What Jeremy was proposing, however, wasn't wild but farm-raised in Belize. I looked over some of the material from the aquafarm, and it looked as if the fish were raised in clean waters, fed a carefully controlled diet, not given any antibiotics and — since cobia has pearly white flesh — never given the pigment common in farm-raised salmon. Aside from the occasional barracuda attack, the farm looked like a fine operation.
I picked up a 3 1/2-pound side of this cobia (which Inland sells to restaurants for $9.99 a pound and retails for around $13). It had firm flesh and leathery gray skin, with a nice layer of subcutaneous fat. I cut the fillet at an oblique angle — right through the flesh, fat and skin. I tossed the pieces in a little seasoned olive oil, fired up the grill and invited a crew over.
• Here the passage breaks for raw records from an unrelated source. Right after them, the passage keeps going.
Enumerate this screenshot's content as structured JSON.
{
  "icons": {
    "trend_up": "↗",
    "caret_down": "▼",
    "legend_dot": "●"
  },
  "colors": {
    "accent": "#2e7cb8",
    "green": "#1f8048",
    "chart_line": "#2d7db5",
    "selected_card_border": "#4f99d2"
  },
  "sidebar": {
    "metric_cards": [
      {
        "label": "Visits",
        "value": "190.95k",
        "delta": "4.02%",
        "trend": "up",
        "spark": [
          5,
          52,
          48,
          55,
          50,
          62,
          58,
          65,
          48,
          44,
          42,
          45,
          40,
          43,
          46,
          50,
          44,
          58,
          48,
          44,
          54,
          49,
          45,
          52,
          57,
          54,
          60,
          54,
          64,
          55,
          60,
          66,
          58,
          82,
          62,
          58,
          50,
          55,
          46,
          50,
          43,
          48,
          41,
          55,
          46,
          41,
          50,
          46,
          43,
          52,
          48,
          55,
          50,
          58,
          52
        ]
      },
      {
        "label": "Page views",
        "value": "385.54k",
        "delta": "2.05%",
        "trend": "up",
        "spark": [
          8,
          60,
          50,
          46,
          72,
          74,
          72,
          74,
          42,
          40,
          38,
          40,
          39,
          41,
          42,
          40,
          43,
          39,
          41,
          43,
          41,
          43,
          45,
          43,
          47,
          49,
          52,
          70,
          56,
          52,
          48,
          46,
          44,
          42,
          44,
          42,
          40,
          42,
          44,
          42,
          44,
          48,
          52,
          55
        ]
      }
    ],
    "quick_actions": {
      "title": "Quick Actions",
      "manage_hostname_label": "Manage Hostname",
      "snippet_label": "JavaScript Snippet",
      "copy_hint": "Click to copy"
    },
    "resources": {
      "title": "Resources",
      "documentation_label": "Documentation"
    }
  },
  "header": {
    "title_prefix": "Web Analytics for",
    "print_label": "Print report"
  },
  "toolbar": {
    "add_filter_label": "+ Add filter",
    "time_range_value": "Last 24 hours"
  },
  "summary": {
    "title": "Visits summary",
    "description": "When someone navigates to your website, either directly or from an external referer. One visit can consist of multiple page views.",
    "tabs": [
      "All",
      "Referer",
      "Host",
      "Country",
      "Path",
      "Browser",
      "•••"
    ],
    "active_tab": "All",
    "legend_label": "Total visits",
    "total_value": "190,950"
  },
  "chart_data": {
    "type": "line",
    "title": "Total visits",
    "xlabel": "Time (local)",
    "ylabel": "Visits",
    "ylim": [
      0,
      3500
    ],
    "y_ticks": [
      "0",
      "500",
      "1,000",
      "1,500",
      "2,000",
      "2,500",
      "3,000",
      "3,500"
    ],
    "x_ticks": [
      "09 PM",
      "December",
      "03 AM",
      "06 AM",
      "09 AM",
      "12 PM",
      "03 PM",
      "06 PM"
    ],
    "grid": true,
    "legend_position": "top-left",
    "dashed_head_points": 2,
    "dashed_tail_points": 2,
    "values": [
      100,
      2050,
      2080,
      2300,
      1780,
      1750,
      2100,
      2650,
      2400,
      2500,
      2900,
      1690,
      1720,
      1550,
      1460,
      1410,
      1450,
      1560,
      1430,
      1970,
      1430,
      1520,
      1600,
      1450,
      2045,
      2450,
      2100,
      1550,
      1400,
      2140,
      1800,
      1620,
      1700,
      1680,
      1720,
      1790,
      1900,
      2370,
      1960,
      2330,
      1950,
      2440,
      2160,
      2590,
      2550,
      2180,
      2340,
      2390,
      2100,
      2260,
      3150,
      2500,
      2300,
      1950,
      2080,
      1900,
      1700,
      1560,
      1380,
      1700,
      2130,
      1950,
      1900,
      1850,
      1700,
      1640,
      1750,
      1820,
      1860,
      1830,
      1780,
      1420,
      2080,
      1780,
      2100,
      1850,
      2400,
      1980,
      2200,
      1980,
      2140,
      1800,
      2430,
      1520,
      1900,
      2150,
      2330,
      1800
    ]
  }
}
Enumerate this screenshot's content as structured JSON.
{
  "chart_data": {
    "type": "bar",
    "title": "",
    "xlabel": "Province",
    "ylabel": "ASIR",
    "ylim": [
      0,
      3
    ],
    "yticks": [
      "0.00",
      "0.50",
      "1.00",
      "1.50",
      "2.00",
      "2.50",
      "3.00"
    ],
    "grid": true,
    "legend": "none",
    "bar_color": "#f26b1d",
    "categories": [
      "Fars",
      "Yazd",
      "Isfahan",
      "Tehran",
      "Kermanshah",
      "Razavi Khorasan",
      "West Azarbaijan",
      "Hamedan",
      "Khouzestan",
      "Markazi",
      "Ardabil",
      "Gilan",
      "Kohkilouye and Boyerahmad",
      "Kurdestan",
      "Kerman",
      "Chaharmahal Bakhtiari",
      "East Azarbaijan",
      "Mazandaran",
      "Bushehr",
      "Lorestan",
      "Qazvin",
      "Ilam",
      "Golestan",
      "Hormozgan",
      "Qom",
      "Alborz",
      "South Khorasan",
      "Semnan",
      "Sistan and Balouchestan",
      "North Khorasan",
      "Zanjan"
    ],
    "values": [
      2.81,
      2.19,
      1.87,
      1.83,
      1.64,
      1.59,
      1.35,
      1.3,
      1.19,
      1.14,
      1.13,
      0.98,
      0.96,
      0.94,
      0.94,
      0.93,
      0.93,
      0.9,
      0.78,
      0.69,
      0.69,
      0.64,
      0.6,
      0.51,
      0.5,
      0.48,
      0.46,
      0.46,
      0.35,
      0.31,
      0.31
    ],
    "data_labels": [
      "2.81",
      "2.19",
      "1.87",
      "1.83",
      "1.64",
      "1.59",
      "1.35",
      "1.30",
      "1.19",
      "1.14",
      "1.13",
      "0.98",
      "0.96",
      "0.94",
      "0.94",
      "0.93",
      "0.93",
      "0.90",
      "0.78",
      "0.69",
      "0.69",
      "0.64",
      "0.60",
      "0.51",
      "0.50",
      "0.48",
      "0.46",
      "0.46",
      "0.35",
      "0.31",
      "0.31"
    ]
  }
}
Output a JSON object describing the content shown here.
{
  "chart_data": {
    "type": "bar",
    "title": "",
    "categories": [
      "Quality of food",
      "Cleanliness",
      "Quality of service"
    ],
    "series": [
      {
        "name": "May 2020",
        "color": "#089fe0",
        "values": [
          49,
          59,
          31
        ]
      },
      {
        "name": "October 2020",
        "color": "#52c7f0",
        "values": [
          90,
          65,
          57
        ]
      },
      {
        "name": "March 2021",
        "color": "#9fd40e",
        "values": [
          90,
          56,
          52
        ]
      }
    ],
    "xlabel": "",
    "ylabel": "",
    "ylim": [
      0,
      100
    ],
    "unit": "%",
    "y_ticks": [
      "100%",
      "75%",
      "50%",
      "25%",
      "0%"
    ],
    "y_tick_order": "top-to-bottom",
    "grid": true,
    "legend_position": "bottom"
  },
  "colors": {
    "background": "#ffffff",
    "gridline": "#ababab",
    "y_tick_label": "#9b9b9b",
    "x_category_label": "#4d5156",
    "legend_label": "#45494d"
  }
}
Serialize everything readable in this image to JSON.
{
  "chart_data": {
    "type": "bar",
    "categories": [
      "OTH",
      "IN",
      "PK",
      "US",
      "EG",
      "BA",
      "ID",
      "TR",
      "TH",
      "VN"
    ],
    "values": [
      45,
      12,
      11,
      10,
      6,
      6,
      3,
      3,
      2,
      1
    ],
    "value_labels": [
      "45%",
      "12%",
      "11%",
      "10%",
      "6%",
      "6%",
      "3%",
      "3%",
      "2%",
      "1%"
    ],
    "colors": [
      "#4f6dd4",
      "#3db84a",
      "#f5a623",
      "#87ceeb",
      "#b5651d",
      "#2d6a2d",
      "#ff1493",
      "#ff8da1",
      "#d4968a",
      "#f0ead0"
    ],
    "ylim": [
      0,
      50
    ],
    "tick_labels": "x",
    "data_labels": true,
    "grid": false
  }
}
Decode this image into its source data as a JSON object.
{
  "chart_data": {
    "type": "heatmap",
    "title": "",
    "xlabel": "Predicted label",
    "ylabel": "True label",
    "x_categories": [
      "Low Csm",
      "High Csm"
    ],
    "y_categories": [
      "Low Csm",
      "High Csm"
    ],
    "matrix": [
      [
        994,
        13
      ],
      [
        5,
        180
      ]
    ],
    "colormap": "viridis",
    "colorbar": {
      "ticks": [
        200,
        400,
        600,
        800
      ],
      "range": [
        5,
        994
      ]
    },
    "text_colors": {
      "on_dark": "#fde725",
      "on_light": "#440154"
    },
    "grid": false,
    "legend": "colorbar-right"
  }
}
Everyone enjoyed the fish, and a few even ate the crackly skin. I found that it had exactly the texture I was looking for. The flavor was, no question, milder than that of wild cobia, verging on anodyne.
That's fine. There were garlic, leeks and basil to perk up the flavor. There was that underlying thrum of unimpeachable freshness. There was that smell of sizzling fish oil. It was very, very good and just what I was looking for.
Alas, Inland Seafood says that only Fresh Market routinely stocks this cobia. (Other stores may occasionally have wild cobia from other sources.)
I'm planning to start asking for it at fish counters. If they can supply me with this fish for $13 a pound, I'll be a happy griller.
In fact, I can't wait to cook cobia again, because I did have one sad failure with my first attempt. My crosshatches were terrible.